Nothing can quite prepare us for the maelstrom of Four Talks, an initially dumbfounding installation that takes over an entire room. A jarring onslaught of site-specific graffiti covers every inch of the black-painted floor and walls, turning them into a three-dimensional chalkboard. The soundscape is equally destabilizing, with words, chirps, violin notes, rain, and more competing for attention. And then there are the four sculptures. In My Day Beats Your Year (The Parrot) (2010/21), a mechanized parrot cocks its head back and forth as it opines about beauty and government funding in a low, computerized voice.

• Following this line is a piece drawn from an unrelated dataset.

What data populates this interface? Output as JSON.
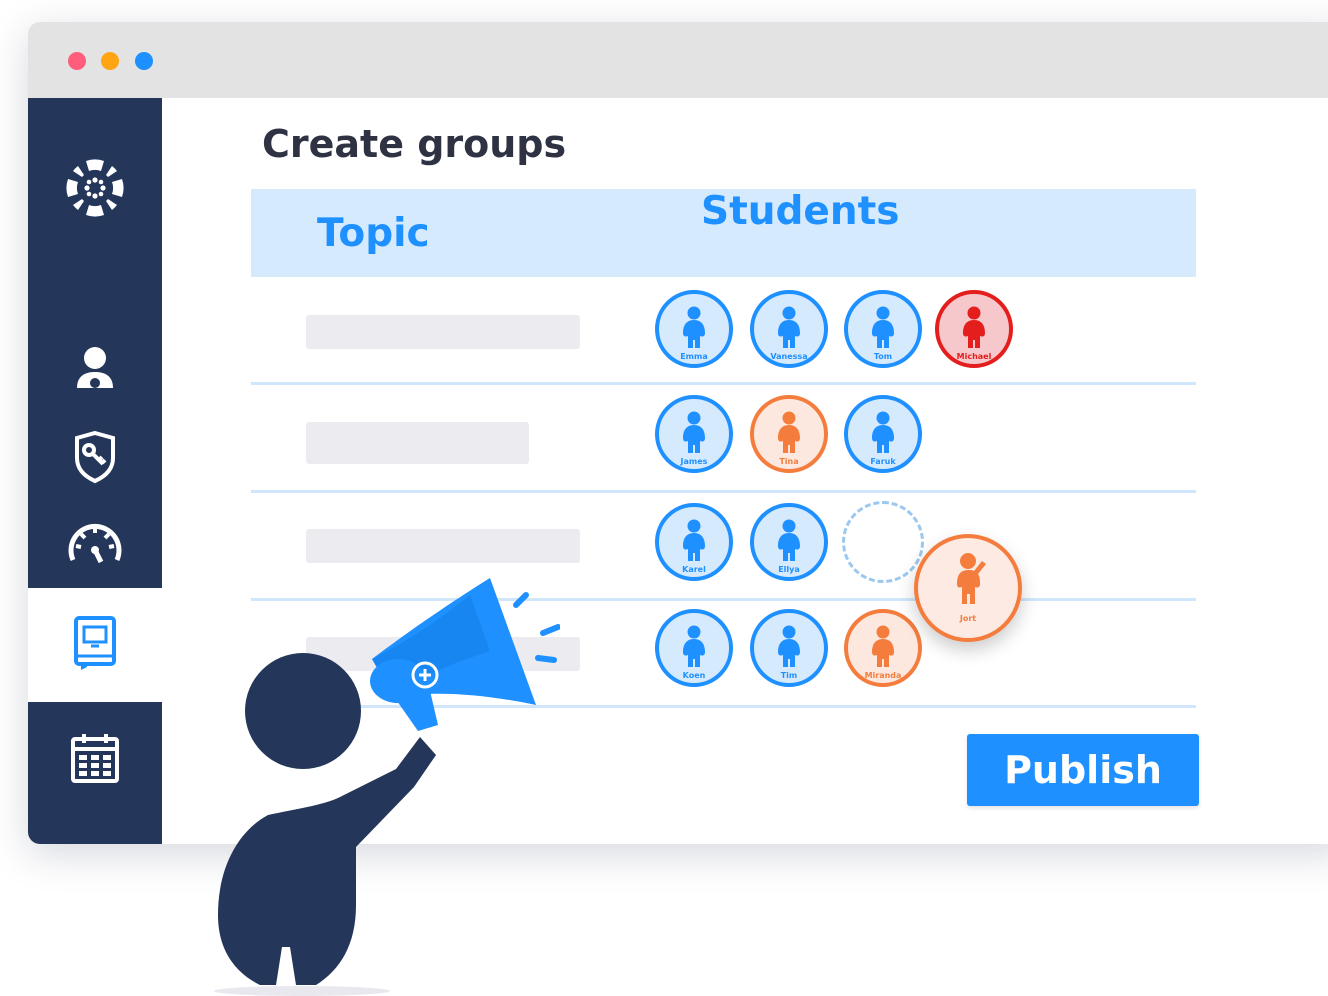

The Witness Protection Program (The Raven) (2020) features a giant, glistening raven lamenting a partner who never returned to Noah’s ark after searching for land in the aftermath of the deluge. Gilded like an artifact from an Egyptian tomb, the repurposed canoe in To Carry Heart’s Tide (The Canoe) (2020), bleeds a pool of gold from faulty repairs. Finally, the glassware on the small shelf in What Time Can Do (Shaking Shelf) (2021) trembles ever so slightly to the vibrations of a passing train. Inside this all-encompassing poetry slam, we enter Anderson’s head as she creeps into ours. We grasp the urgency and the scope of her alarm, but can’t seem to make a move.

In the last room, we can rest our elbows in the shallow surface depressions of The Handphone Table (1978/2017) and feel the frisson of a faint electronic score. We’ve come full circle. Facing us, Anderson, as seen in a 1977 video, plays words on her tape-bow violin. “The Weather” may take its title from a prosaic topic of small talk, but it expands into a complex inquiry about the existential state of America,
our relationship to each other and the planet. Along the way, it charts a meandering story anchored in the present, with ties to the past and eyes on the future. Within the network of fractured scenes and vignettes, each work offers a singular opportunity for discovery. But arguably, the biggest takeaway is the creation of a social space where we can reflect and explore, a liminal zone at once deeply personal, mythic, and factual, all orchestrated with Anderson’s deliberate unpredictability.